Jejak Izin Tambang PT RSM: Akankah Mantan Penjabat Bupati Benteng Terseret?
JurnalBengkulu.com, Bengkulu - Kasus dugaan tindak pidana korupsi (Tipikor) sektor pertambangan batu bara PT RSM terus bergulir dan memunculkan pertanyaan baru. Publik kini menyoroti bukan hanya peran mantan Bupati Bengkulu Utara, tetapi juga para penjabat bupati yang pernah memimpin Kabupaten Bengkulu Tengah (Benteng) di masa awal pemekaran.
Sebagaimana diketahui, Kejaksaan Tinggi Bengkulu telah menetapkan mantan Bupati Bengkulu Utara, Imron Rosyadi sebagai tersangka. Penetapan ini terkait dengan penerbitan Surat Keputusan (SK) Bupati tahun 2007 tentang persetujuan pemindahan kuasa pertambangan eksploitasi dari PT Niaga Baratama kepada PT RSM, termasuk SK persetujuan pemindahan kuasa pertambangan pengangkutan dan penjualan tertanggal 20 Agustus 2007.
Tak lama berselang, pada tahun 2008 terbit Undang-Undang Nomor 24 Tahun 2008 tentang pemekaran Kabupaten Bengkulu Tengah. Sejak saat itu, wilayah Izin Usaha Pertambangan (IUP) yang sebelumnya berada di Bengkulu Utara masuk ke dalam administrasi Kabupaten Benteng.
Jejak SK di Era Penjabat Bupati
Saat Kabupaten Benteng berdiri, jabatan penjabat bupati pertama diemban oleh Bambang Suseno (2008–2010).
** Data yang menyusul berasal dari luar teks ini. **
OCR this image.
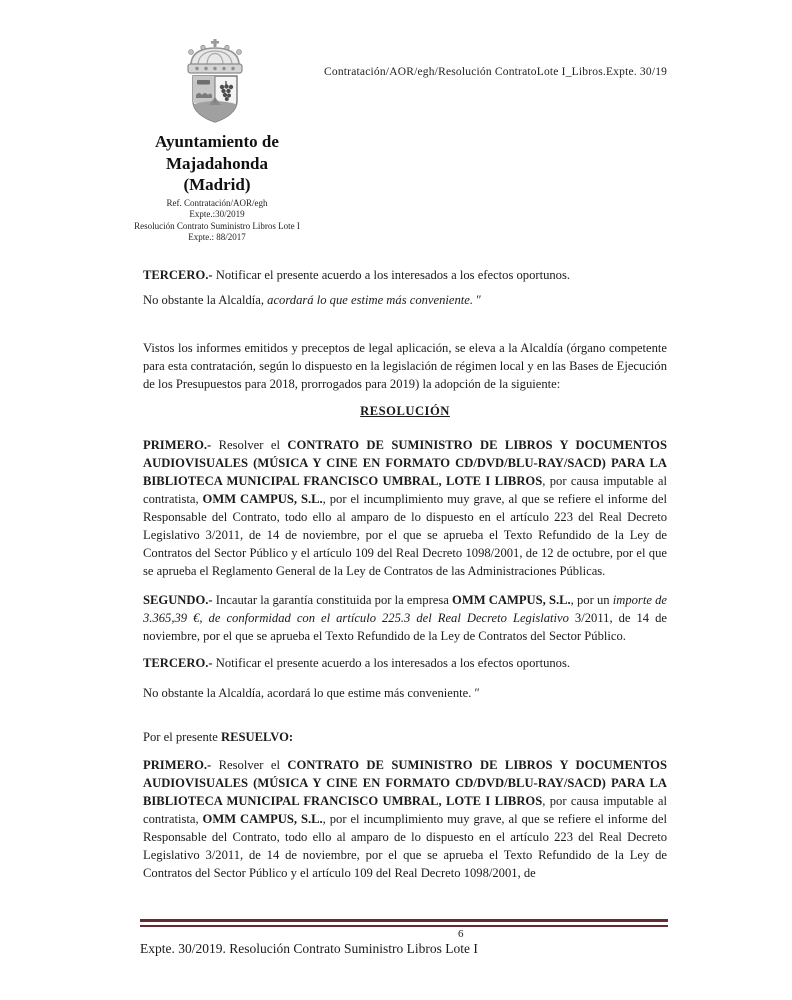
Contratación/AOR/egh/Resolución ContratoLote I_Libros.Expte. 30/19
Ayuntamiento de
Majadahonda
(Madrid)
Ref. Contratación/AOR/egh
Expte.:30/2019
Resolución Contrato Suministro Libros Lote I
Expte.: 88/2017

TERCERO.- Notificar el presente acuerdo a los interesados a los efectos oportunos.

No obstante la Alcaldía, acordará lo que estime más conveniente. ″

Vistos los informes emitidos y preceptos de legal aplicación, se eleva a la Alcaldía (órgano competente para esta contratación, según lo dispuesto en la legislación de régimen local y en las Bases de Ejecución de los Presupuestos para 2018, prorrogados para 2019) la adopción de la siguiente:

RESOLUCIÓN

PRIMERO.- Resolver el CONTRATO DE SUMINISTRO DE LIBROS Y DOCUMENTOS AUDIOVISUALES (MÚSICA Y CINE EN FORMATO CD/DVD/BLU-RAY/SACD) PARA LA BIBLIOTECA MUNICIPAL FRANCISCO UMBRAL, LOTE I LIBROS, por causa imputable al contratista, OMM CAMPUS, S.L., por el incumplimiento muy grave, al que se refiere el informe del Responsable del Contrato, todo ello al amparo de lo dispuesto en el artículo 223 del Real Decreto Legislativo 3/2011, de 14 de noviembre, por el que se aprueba el Texto Refundido de la Ley de Contratos del Sector Público y el artículo 109 del Real Decreto 1098/2001, de 12 de octubre, por el que se aprueba el Reglamento General de la Ley de Contratos de las Administraciones Públicas.

SEGUNDO.- Incautar la garantía constituida por la empresa OMM CAMPUS, S.L., por un importe de 3.365,39 €, de conformidad con el artículo 225.3 del Real Decreto Legislativo 3/2011, de 14 de noviembre, por el que se aprueba el Texto Refundido de la Ley de Contratos del Sector Público.

TERCERO.- Notificar el presente acuerdo a los interesados a los efectos oportunos.

No obstante la Alcaldía, acordará lo que estime más conveniente. ″

Por el presente RESUELVO:

PRIMERO.- Resolver el CONTRATO DE SUMINISTRO DE LIBROS Y DOCUMENTOS AUDIOVISUALES (MÚSICA Y CINE EN FORMATO CD/DVD/BLU-RAY/SACD) PARA LA BIBLIOTECA MUNICIPAL FRANCISCO UMBRAL, LOTE I LIBROS, por causa imputable al contratista, OMM CAMPUS, S.L., por el incumplimiento muy grave, al que se refiere el informe del Responsable del Contrato, todo ello al amparo de lo dispuesto en el artículo 223 del Real Decreto Legislativo 3/2011, de 14 de noviembre, por el que se aprueba el Texto Refundido de la Ley de Contratos del Sector Público y el artículo 109 del Real Decreto 1098/2001, de

6
Expte. 30/2019. Resolución Contrato Suministro Libros Lote I
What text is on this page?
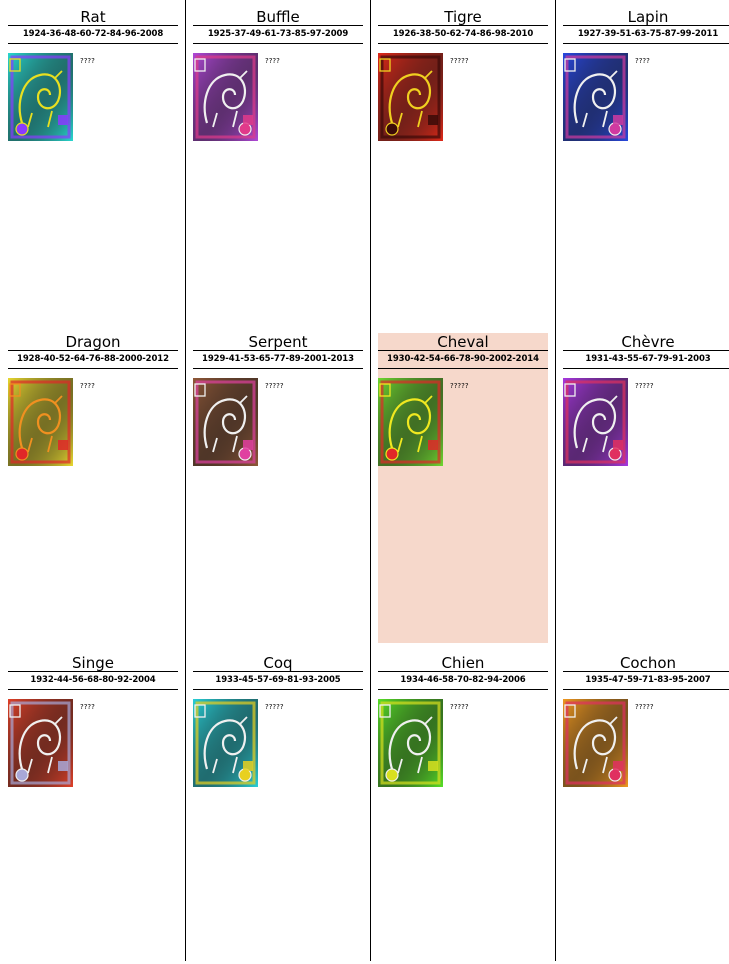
Rat
1924-36-48-60-72-84-96-2008
????
Buffle
1925-37-49-61-73-85-97-2009
????
Tigre
1926-38-50-62-74-86-98-2010
?????
Lapin
1927-39-51-63-75-87-99-2011
????
Dragon
1928-40-52-64-76-88-2000-2012
????
Serpent
1929-41-53-65-77-89-2001-2013
?????
Cheval
1930-42-54-66-78-90-2002-2014
?????
Chèvre
1931-43-55-67-79-91-2003
?????
Singe
1932-44-56-68-80-92-2004
????
Coq
1933-45-57-69-81-93-2005
?????
Chien
1934-46-58-70-82-94-2006
?????
Cochon
1935-47-59-71-83-95-2007
?????
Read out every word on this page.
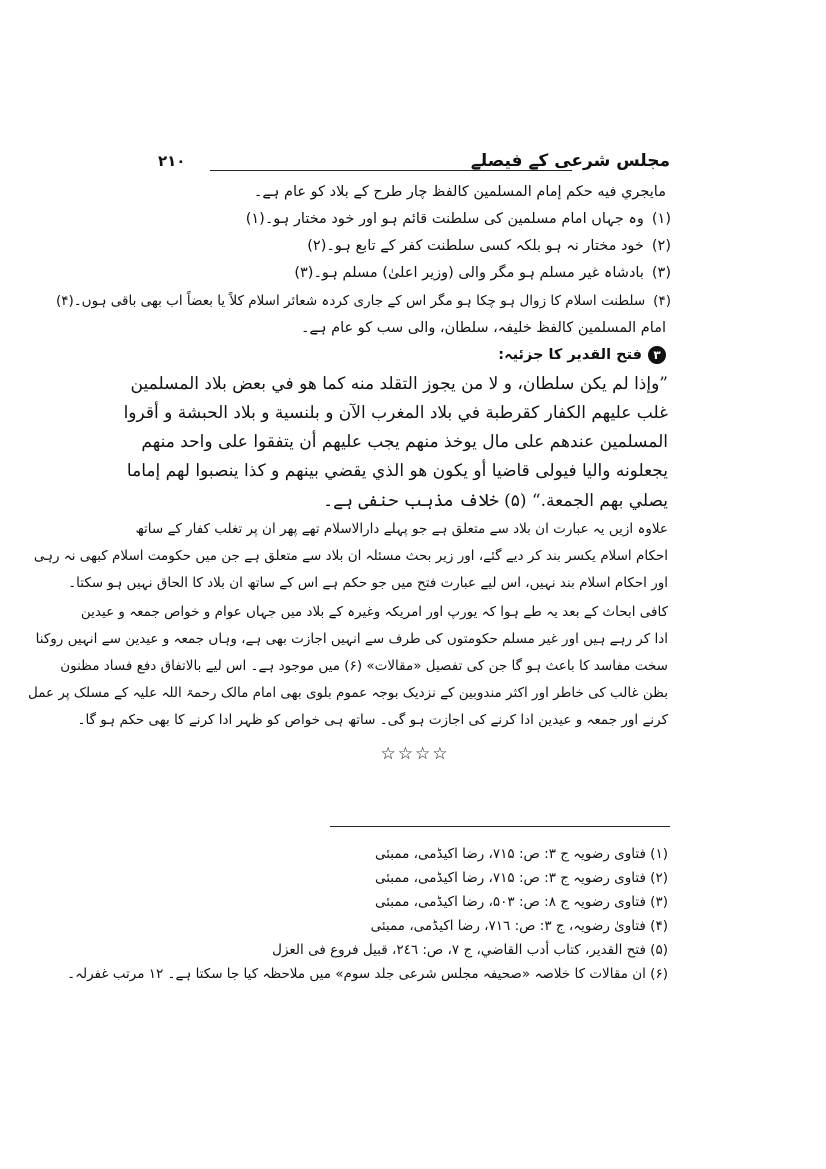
مجلس شرعی کے فیصلے
۲۱۰
مایجري فيه حکم إمام المسلمين كالفظ چار طرح کے بلاد کو عام ہے۔
(۱)وہ جہاں امام مسلمین کی سلطنت قائم ہو اور خود مختار ہو۔(۱)
(۲)خود مختار نہ ہو بلکہ کسی سلطنت کفر کے تابع ہو۔(۲)
(۳)بادشاہ غیر مسلم ہو مگر والی (وزیر اعلیٰ) مسلم ہو۔(۳)
(۴)سلطنت اسلام کا زوال ہو چکا ہو مگر اس کے جاری کردہ شعائر اسلام کلاً یا بعضاً اب بھی باقی ہوں۔(۴)
امام المسلمین کالفظ خلیفہ، سلطان، والی سب کو عام ہے۔
۳فتح القدیر کا جزئیہ:
”وإذا لم يكن سلطان، و لا من يجوز التقلد منه كما هو في بعض بلاد المسلمين
غلب عليهم الكفار كقرطبة في بلاد المغرب الآن و بلنسية و بلاد الحبشة و أقروا
المسلمين عندهم على مال يوخذ منهم يجب عليهم أن يتفقوا على واحد منهم
يجعلونه واليا فيولى قاضيا أو يكون هو الذي يقضي بينهم و كذا ينصبوا لهم إماما
يصلي بهم الجمعة.“ (۵) خلاف مذہب حنفی ہے۔
علاوہ ازیں یہ عبارت ان بلاد سے متعلق ہے جو پہلے دارالاسلام تھے پھر ان پر تغلب کفار کے ساتھ
احکام اسلام یکسر بند کر دیے گئے، اور زیر بحث مسئلہ ان بلاد سے متعلق ہے جن میں حکومت اسلام کبھی نہ رہی
اور احکام اسلام بند نہیں، اس لیے عبارت فتح میں جو حکم ہے اس کے ساتھ ان بلاد کا الحاق نہیں ہو سکتا۔
کافی ابحاث کے بعد یہ طے ہوا کہ یورپ اور امریکہ وغیرہ کے بلاد میں جہاں عوام و خواص جمعہ و عیدین
ادا کر رہے ہیں اور غیر مسلم حکومتوں کی طرف سے انہیں اجازت بھی ہے، وہاں جمعہ و عیدین سے انہیں روکنا
سخت مفاسد کا باعث ہو گا جن کی تفصیل «مقالات» (۶) میں موجود ہے۔ اس لیے بالاتفاق دفع فساد مظنون
بظن غالب کی خاطر اور اکثر مندوبین کے نزدیک بوجہ عموم بلوی بھی امام مالک رحمۃ اللہ علیہ کے مسلک پر عمل
کرنے اور جمعہ و عیدین ادا کرنے کی اجازت ہو گی۔ ساتھ ہی خواص کو ظہر ادا کرنے کا بھی حکم ہو گا۔
☆☆☆☆
(۱) فتاوی رضویہ ج ۳: ص: ۷۱۵، رضا اکیڈمی، ممبئی
(۲) فتاوی رضویہ ج ۳: ص: ۷۱۵، رضا اکیڈمی، ممبئی
(۳) فتاوی رضویہ ج ۸: ص: ۵۰۳، رضا اکیڈمی، ممبئی
(۴) فتاویٰ رضویہ، ج ۳: ص: ۷۱٦، رضا اکیڈمی، ممبئی
(۵) فتح القدير، كتاب أدب القاضي، ج ۷، ص: ۲٤٦، قبیل فروع فی العزل
(۶) ان مقالات کا خلاصہ «صحیفہ مجلس شرعی جلد سوم» میں ملاحظہ کیا جا سکتا ہے۔ ۱۲ مرتب غفرلہ۔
Berdasarkan informasi yang dihimpun, pada tahun 2010 sempat diterbitkan SK tentang Izin Usaha Pertambangan (IUP) Operasi Produksi PT RSM yang ditandatangani oleh Bambang Suseno.
Kepemimpinan kemudian beralih kepada Asnawi A. Alamat (almarhum) untuk periode 2010–2011, sebelum akhirnya digantikan oleh Nana Sujana pada periode 2011–2012.
Di masa kepemimpinan Nana Sujana, kembali muncul SK tambang, yakni persetujuan penggabungan usaha pertambangan operasi produksi PT RSM yang juga ditandatangani penjabat bupati saat itu.
Barulah pada tahun 2012, Kabupaten Benteng menggelar pemilihan kepala daerah definitif pertama. Dalam Pilkada tersebut, Ferry Ramli yang berpasangan dengan M. Sobri (almarhum) memenangkan kontestasi dan resmi memimpin Benteng.
Bukan Hanya Satu atau Dua Nama
Fakta ini menegaskan bahwa penerbitan SK terkait aktivitas pertambangan PT RSM tidak hanya terjadi pada masa Imron Rosyadi di Bengkulu Utara maupun pada masa kepemimpinan Ferry Ramli di Benteng. Ada rangkaian kebijakan administratif yang juga terbit di era penjabat bupati, yakni Bambang Suseno dan Nana Sujana.
Namun hingga kini, dua nama mantan penjabat bupati tersebut nyaris tak terdengar dalam proses penyelidikan, penyidikan, hingga persidangan perkara Tipikor sektor pertambangan PT RSM. Publik pun bertanya-tanya: apakah mereka belum masuk dalam daftar saksi, atau memang tidak ditemukan keterlibatan lebih jauh?
Kejati: Sudah Diperiksa, Penetapan Tersangka Tergantung Unsur Pidana
Asisten Intelijen Kejati Bengkulu, David Palapa Duarsa, saat dikonfirmasi menjelaskan bahwa mantan penjabat bupati telah diperiksa oleh penyidik sebagai saksi.
“Kalau untuk potensi tersangka (mantan penjabat dan mantan bupati Benteng), penyidik perlu melakukan pendalaman terkait peran-peran mereka. Jika ada mens rea dan actus reus-nya dalam penerbitan izin-izin tersebut, maka tentunya penyidik dapat menentukan mereka sebagai tersangka,” tegas David.
Pernyataan ini membuka kemungkinan bahwa penetapan tersangka tidak berhenti pada satu atau dua nama saja. Segala sesuatu bergantung pada pembuktian unsur kesengajaan (mens rea) dan perbuatan melawan hukum (actus reus) dalam proses penerbitan izin.
Kini publik menanti, apakah rangkaian perkara tambang PT RSM ini akan menyeret lebih banyak nama dari era awal berdirinya Kabupaten Benteng, ataukah berhenti pada mereka yang telah lebih dulu ditetapkan sebagai tersangka. Proses hukum yang transparan dan akuntabel menjadi kunci untuk menjawab tanda tanya besar tersebut.